Concentration–response curves for abnormal-cannabidiol (abn-cbd) relaxation of methoxamine-induced tone in endothelium-intact rat isolated mesenteric artery. (a) Relaxation was elicited by abn-cbd alone (n=9), or in the presence of either 300 μM L-NAME alone (n=4) or in the presence of 300 μM L-NAME, 50 nM apamin and 50 nM charybdotoxin (n=6). (b) Relaxation was elicited by abn-cbd alone (n=5), or in the presence of 300 μM L-NAME in combination with 50 nM apamin (n=4) or 50 nM apamin and 50 nM iberiotoxin (n=4). Values are shown as means and vertical lines represent s.e.mean.

Figure 6

Concentration–response curves for abnormal-cannabidiol (abn-cbd) relaxation of methoxamine-induced tone in endothelium-intact rat isolated small mesenteric artery. Relaxation was elicited by abn-cbd alone or in the presence of 400 ng ml⁻¹ pertussis toxin (with 2 h preincubation); n=6 for both. Values are shown as means and vertical lines represent s.e.mean.

Figure 7

(a) Concentration–response curves for CaCl₂-induced contractions of methoxamine (10 μM)-stimulated rat isolated small mesenteric arteries depleted of intracellular Ca²⁺ stores with EGTA as described in Methods.

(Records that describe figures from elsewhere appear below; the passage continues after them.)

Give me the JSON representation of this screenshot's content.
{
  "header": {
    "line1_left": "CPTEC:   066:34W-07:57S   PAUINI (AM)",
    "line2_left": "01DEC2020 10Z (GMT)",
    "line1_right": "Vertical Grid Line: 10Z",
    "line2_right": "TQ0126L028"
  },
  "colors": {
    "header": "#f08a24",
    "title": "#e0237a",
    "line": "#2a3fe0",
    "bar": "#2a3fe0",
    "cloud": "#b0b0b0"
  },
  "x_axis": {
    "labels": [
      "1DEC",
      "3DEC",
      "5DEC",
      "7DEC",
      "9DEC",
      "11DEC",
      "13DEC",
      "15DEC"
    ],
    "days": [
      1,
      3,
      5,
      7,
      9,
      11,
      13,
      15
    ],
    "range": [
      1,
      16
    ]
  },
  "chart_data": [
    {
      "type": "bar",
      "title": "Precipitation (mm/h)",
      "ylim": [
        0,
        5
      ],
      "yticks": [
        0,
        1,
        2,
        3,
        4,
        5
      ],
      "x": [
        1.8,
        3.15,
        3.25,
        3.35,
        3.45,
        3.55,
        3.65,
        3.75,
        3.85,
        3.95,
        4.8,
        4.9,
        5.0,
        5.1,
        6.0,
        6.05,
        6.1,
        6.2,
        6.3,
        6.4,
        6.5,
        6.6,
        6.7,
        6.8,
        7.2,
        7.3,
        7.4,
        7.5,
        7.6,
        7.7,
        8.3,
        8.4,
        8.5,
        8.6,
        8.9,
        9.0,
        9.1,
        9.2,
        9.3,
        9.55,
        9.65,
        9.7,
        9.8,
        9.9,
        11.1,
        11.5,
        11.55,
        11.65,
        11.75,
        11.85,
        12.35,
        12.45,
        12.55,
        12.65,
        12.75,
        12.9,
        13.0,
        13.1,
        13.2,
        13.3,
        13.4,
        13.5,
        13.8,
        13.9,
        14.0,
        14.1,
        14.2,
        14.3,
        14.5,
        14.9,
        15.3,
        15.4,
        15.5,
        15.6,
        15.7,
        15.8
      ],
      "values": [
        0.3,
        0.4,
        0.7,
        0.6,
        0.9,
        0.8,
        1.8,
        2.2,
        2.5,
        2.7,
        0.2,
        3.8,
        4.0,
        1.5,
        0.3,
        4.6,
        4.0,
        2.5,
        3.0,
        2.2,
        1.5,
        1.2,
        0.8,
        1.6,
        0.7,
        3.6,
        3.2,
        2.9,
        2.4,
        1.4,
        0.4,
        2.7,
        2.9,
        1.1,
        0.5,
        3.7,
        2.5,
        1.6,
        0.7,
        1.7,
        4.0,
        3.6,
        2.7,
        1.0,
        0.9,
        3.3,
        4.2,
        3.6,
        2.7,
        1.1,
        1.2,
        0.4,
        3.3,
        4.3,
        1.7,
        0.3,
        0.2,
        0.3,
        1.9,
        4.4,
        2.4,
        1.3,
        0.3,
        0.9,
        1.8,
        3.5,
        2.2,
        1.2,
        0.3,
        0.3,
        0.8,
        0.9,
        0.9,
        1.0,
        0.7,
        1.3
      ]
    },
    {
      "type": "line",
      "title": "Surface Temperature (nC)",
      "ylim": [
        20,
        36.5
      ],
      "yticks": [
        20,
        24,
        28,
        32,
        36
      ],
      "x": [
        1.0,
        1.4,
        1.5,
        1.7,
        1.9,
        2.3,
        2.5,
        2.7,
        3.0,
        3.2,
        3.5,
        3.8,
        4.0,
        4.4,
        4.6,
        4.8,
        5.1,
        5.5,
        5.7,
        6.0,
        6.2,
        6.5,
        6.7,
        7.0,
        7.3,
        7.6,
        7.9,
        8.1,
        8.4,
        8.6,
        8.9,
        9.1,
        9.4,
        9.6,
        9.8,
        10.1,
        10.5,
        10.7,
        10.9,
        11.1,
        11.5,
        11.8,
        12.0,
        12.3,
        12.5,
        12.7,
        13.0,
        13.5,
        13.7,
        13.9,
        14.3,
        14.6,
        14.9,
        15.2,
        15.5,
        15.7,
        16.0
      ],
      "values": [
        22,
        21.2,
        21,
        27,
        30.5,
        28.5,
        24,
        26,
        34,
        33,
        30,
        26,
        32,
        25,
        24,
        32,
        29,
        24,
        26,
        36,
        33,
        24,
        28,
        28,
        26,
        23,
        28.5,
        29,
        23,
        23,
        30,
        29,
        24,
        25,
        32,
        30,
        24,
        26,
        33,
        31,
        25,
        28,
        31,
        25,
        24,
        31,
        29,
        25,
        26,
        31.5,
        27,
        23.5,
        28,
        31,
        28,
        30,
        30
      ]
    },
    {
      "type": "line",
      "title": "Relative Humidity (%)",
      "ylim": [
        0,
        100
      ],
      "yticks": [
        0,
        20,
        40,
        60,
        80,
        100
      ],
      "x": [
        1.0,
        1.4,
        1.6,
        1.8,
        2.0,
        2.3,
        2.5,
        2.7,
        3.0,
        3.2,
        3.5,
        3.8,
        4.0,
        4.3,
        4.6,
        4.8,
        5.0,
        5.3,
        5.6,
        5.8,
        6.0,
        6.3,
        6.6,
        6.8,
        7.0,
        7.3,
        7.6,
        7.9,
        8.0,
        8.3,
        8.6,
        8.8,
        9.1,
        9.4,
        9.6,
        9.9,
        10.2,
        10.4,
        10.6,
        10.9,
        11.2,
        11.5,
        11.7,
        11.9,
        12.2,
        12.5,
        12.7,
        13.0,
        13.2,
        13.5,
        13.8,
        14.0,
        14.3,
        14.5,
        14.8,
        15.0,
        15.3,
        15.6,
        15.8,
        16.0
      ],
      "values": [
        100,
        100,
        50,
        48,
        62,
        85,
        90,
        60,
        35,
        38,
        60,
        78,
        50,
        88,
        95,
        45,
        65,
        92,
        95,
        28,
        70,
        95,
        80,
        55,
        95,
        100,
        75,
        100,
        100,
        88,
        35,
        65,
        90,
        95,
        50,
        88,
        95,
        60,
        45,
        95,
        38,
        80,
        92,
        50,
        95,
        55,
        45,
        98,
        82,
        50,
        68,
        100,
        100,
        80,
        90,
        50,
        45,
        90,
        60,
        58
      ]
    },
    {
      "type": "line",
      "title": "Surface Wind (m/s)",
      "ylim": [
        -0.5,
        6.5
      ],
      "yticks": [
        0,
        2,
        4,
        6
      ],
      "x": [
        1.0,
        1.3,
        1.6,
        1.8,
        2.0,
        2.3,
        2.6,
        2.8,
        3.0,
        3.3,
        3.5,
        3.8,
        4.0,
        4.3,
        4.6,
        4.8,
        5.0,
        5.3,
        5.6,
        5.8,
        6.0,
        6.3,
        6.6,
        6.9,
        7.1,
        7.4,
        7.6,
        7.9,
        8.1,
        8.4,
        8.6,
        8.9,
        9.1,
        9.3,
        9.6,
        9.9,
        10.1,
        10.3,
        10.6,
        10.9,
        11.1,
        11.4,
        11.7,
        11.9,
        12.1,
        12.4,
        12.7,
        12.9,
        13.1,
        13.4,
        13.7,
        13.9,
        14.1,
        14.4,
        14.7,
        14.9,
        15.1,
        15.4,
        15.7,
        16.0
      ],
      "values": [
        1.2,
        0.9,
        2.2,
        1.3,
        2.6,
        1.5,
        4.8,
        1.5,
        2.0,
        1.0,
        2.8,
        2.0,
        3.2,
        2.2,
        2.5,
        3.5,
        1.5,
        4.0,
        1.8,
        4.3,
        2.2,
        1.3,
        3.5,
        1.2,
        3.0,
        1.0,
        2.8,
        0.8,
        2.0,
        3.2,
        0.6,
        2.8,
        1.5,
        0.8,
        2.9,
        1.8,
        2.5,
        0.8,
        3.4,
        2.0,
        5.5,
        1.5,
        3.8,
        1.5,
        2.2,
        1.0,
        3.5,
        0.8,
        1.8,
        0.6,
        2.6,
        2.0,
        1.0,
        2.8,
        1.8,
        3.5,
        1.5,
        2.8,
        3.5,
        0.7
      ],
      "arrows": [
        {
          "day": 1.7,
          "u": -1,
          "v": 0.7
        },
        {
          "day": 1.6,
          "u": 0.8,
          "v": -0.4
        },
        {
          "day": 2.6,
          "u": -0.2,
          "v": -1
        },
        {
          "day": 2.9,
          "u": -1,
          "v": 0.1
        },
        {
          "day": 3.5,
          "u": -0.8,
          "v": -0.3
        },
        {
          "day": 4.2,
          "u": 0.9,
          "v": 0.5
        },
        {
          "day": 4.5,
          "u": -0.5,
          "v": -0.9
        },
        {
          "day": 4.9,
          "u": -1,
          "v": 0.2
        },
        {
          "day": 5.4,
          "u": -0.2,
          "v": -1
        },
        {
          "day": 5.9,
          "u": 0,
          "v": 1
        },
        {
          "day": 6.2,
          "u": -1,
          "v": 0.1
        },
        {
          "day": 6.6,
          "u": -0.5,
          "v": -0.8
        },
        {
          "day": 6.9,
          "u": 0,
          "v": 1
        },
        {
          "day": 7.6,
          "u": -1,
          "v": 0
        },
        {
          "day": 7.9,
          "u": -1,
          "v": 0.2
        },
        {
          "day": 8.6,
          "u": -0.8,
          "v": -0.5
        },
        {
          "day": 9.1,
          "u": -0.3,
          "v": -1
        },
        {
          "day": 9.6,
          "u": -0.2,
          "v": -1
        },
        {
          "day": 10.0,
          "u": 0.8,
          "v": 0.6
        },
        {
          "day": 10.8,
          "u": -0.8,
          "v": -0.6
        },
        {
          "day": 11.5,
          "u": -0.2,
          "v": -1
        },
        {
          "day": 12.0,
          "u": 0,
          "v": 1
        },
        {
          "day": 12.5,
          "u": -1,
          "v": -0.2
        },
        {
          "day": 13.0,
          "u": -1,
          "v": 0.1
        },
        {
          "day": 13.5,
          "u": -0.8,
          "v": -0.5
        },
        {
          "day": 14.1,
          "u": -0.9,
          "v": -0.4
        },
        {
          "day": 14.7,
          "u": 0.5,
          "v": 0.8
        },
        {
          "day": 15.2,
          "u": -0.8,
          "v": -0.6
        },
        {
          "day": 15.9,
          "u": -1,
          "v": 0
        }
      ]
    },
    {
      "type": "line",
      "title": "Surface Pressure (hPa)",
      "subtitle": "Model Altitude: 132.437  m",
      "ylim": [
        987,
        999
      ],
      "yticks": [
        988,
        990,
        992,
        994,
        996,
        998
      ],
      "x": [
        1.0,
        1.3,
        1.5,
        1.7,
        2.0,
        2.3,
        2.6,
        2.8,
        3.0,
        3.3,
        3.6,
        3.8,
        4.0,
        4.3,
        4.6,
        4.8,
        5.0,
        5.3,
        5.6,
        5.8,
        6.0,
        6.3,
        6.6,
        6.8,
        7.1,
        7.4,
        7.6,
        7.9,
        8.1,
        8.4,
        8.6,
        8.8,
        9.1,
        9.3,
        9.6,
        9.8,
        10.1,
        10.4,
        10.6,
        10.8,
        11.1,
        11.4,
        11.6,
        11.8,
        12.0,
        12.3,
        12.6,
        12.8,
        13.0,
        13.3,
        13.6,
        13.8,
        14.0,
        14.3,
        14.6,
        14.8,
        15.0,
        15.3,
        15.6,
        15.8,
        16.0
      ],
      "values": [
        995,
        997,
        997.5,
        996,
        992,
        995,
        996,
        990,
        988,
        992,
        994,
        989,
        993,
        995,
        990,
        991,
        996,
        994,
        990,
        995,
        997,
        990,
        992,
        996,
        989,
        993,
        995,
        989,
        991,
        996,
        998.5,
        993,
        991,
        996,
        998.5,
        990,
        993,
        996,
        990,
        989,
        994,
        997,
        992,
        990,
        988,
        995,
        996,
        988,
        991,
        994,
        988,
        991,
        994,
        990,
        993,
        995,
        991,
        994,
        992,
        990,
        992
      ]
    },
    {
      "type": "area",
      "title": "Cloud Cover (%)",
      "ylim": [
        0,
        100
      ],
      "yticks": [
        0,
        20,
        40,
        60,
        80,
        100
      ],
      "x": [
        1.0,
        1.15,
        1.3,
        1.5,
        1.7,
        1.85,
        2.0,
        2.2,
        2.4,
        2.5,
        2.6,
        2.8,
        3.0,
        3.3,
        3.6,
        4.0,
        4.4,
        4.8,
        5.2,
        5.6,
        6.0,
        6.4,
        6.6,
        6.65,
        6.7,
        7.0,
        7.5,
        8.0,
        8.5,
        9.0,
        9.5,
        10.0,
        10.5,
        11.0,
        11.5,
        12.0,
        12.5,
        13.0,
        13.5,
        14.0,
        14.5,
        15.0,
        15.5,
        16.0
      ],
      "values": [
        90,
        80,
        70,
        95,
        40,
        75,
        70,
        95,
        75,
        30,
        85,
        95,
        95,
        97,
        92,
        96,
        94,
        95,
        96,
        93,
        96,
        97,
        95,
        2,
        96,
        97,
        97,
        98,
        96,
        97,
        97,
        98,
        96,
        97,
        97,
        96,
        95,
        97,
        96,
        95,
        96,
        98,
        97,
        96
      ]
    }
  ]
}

All vessels were denuded of endothelium. Contractions to CaCl₂ were determined in the absence (n=12) or presence of 3 μM (n=4), 10 μM (n=4) or 30 μM (n=4) abnormal-cannabidiol (abn-cbd) in a given vessel. Control response curves were pooled for clarity. Values are shown as means and vertical lines represent s.e. mean. Statistical comparisons were made by paired t-test at individual concentrations. ^*P<0.05, ^**P<0.01, ^***P<0.001 indicate significant differences from control values. (b) Shows an original recording of CaCl₂-induced contractions in the absence and presence of 10 μM abn-cbd. Vertical lines denote addition of drugs at the concentration indicated. WO denotes wash out with Ca²⁺-free Krebs–Henseleit solution.

Figure 8

Abnormal-cannabidiol induced relaxation of contractions to 2.5 mM CaCl₂ in ionomycin-(1 μM; n=9) or methoxamine-(10 μM; n=4) stimulated rat isolated small mesenteric artery in the absence of extracellular Ca²⁺. All vessels were denuded of endothelium and depleted of intracellular Ca²⁺ stores with EGTA as described in Methods. Values are shown as means and vertical lines represent s.e. mean. Statistical comparisons were made by unpaired t-test at individual concentrations. ^*P<0.05, ^**P<0.01, ^***P<0.001 indicate significant differences from the corresponding values using methoxamine.